18.5.24

A Gaffe parada


O homem colocou os sacos no chão. São de plástico e abrem-se quando escorrem os pacotes de arroz e de açúcar, pesados. Abrem-se lentamente como se derretessem. O homem é velho. Tem uma samarra com uma gola de pêlo daninho e calças de fazenda suja. Tem meias de lã grossa e chinelos de quarto acabados e rotos.
Espera o autocarro e não sabe que eu o estou a ver a apanhar do chão uma beata que o homem que esperava o autocarro anterior cuspiu ao entrar. Acende um fósforo que se apaga. Está frio. Não sabia que o frio apagava fósforos. Pensava que só o vento que vem do mar consegue apagar as chamas. Depois, um outro fósforo. Desta vez, com a mão em concha, o homem reanima o pedaço de tabaco. Suspira ou penso que suspira. Talvez seja apenas o movimento do sorver do fumo.
Quando chegar o autocarro, o homem vai lançar a beata ao chão depois de arrancar uma última baforada. Vai apanhar os sacos que se abrem e arrastar os pés enfiados nos chinelos de quarto roto e suspirar. Desta vez tenho a certeza, vai ser um suspiro. Vai empurrar a mulher de saia azul e blusa de malha castanha que está junto dele. Vai empurrá-la para chegar primeiro. Vai subir curvado de samarra com gola de pêlo rançoso e espalhar no banco ao lado do que escolheu para se sentar, os sacos que se vão outra vez abrir e derreter. Vai ficar calado e olhar pela janela. Tossir de vez em quando ou escarrar para um lenço encardido que traz no bolso. Vai cheirar mal. Ele e o arroz dos sacos.

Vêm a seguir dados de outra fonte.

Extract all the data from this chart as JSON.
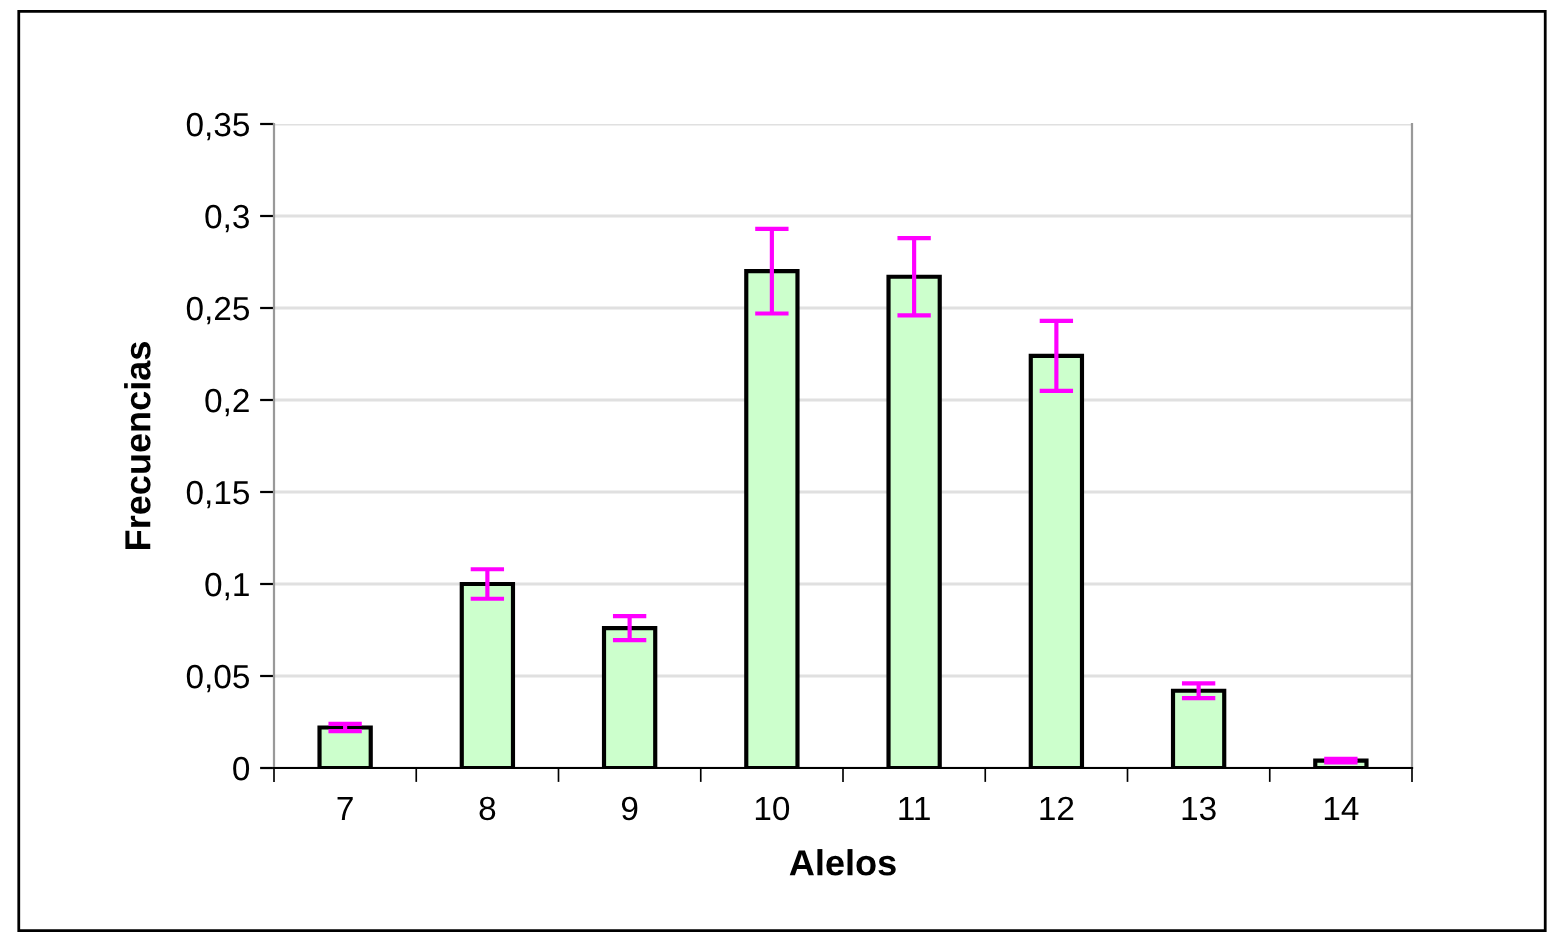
{
  "chart_data": {
    "type": "bar",
    "xlabel": "Alelos",
    "ylabel": "Frecuencias",
    "categories": [
      "7",
      "8",
      "9",
      "10",
      "11",
      "12",
      "13",
      "14"
    ],
    "values": [
      0.022,
      0.1,
      0.076,
      0.27,
      0.267,
      0.224,
      0.042,
      0.004
    ],
    "errors": [
      0.002,
      0.008,
      0.0065,
      0.023,
      0.021,
      0.019,
      0.004,
      0.001
    ],
    "color": "#ccffcc",
    "ylim": [
      0,
      0.35
    ],
    "yticks": [
      0,
      {
        "value": 0.05,
        "label": "0,05"
      },
      {
        "value": 0.1,
        "label": "0,1"
      },
      {
        "value": 0.15,
        "label": "0,15"
      },
      {
        "value": 0.2,
        "label": "0,2"
      },
      {
        "value": 0.25,
        "label": "0,25"
      },
      {
        "value": 0.3,
        "label": "0,3"
      },
      {
        "value": 0.35,
        "label": "0,35"
      }
    ],
    "grid": "y"
  }
}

Quando o autocarro chegou, o homem segurou os sacos, cuspiu a beata e empurrou a mulher de azul e de castanho. Quer chegar primeiro. Ao subir, curvado e de samarra com pêlo desfeito, perdeu um dos chinelos de quarto. A meia de lã grossa tem uma cor cinzenta. Voltou a descer e a mulher de azul e de castanho ultrapassou-o.
O homem deixou partir o autocarro. Pousou os sacos no chão, sentou-se e suspirou.

A Vida é a paragem do autocarro.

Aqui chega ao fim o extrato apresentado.